Energy-efficiency and overhead costs are two key factors in determining annual profits in all commercial and industrial operations today. Yet, all too often, operation managers overlook the simplest solutions because they are unaware of the waste - and potential savings - right in front of them.
Updating industrial lighting infrastructure is one such solution. Lighting accounts for up to 25 percent of all energy costs for industrial and commercial operations. Further, studies show that just two years ago, more than 40 billion square feet of industrial space was still operating on outdated lighting systems. So lighting infrastructure, still a massive, year-round expense, is positioned to be one of the leading cost-savers for industrial operations globally.
Incentives and More
But what is the initial investment motivation for individual owners? A recent study by Johnson Controls reveals that energy cost savings and government incentives are two of the leading reasons for investing in energy-efficiency updates like improved lighting infrastructure. Through January 2014, incentives such as the Energy Efficient Commercial Buildings Tax Deduction allow owners to write off the complete cost of a lighting upgrade, capped at a 60-cents-per-square-foot tax deduction.

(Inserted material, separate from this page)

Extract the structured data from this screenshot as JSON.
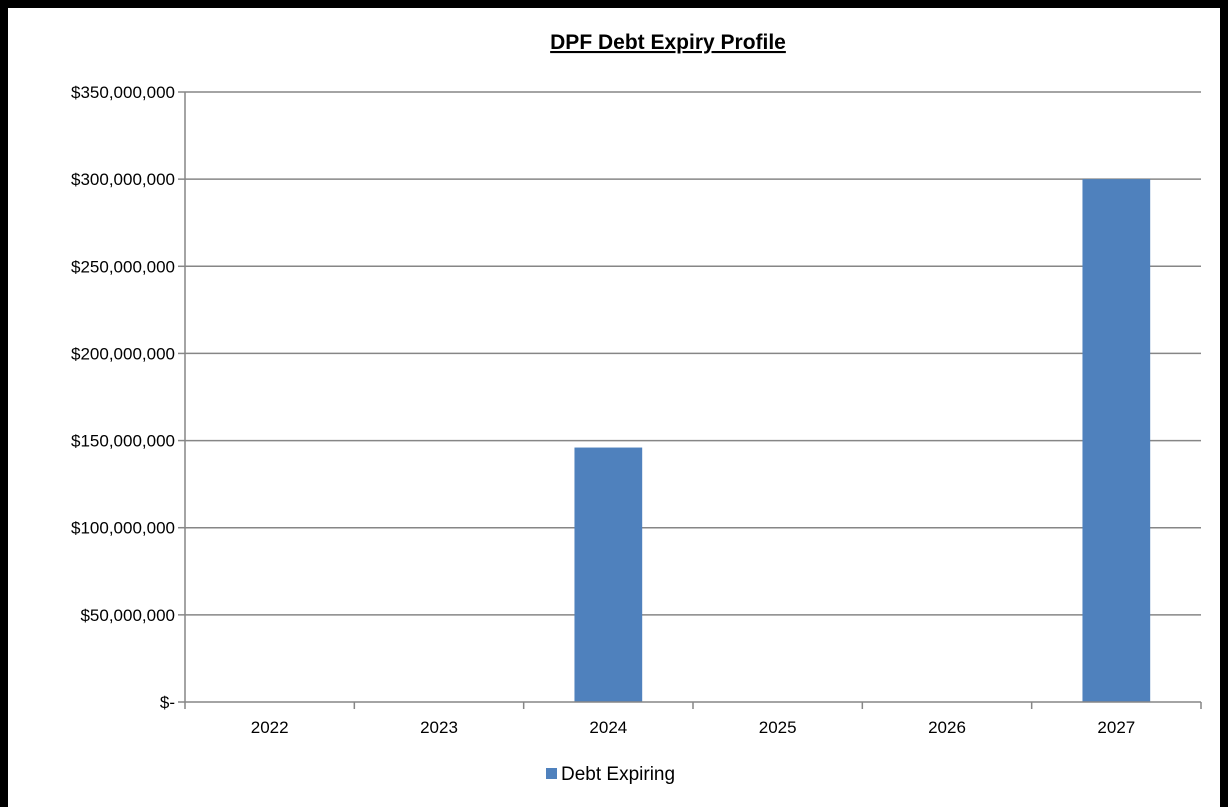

These public incentives, combined with the individual utility savings, provide attractive payback on upgrades that are now worthwhile long-term and short-term financial investments for the commercial and industrial sectors. This means that annual timelines for realizing returns on investment are now often less than 24 months for a simple payback.
The lighting industry and commercial retrofitting operations are aimed at rapid new advancements and technologies. And thanks to market forces, sustainability mandates, and government incentives, a generous window exists today to obtain the maximum value on investment. But now is the time for implementation.
With the support of initial energy audits, owners can determine the condition of current lighting equipment, quantify potential savings, and choose from various technologies and systems that would optimize efficiency, including LED solutions. Studies show that a 45 percent global usage rate of LED lighting by 2020 could save five trillion kWh of electricity, eliminate the need for nearly 600 full-scale power plants, and eliminate more than eight billion tons of carbon emissions.
Industrial retrofitting is no longer a lofty idea. Instead, it is a measurable solution that makes business sense for operations across the board. In many cases, estimates conservatively place savings at nearly 50 percent of lighting energy costs and 50 percent returns on investment. This does not include the intangible and qualitative benefits that will come from sound business practices, including lowered maintenance costs and increased worker productivity. For example, a global producer of paper and packaging saved $3.5 million and 52 million kWh annually through a multi-year investment that will start achieving an exponential return on investment shortly after year two.
The benefits are enormous, but the commercial and industrial industries must invest in their businesses today or risk being left behind tomorrow. In the world of industrial energy, where cost is the driving force, lighting efficiency is an obvious solution that must not be overlooked.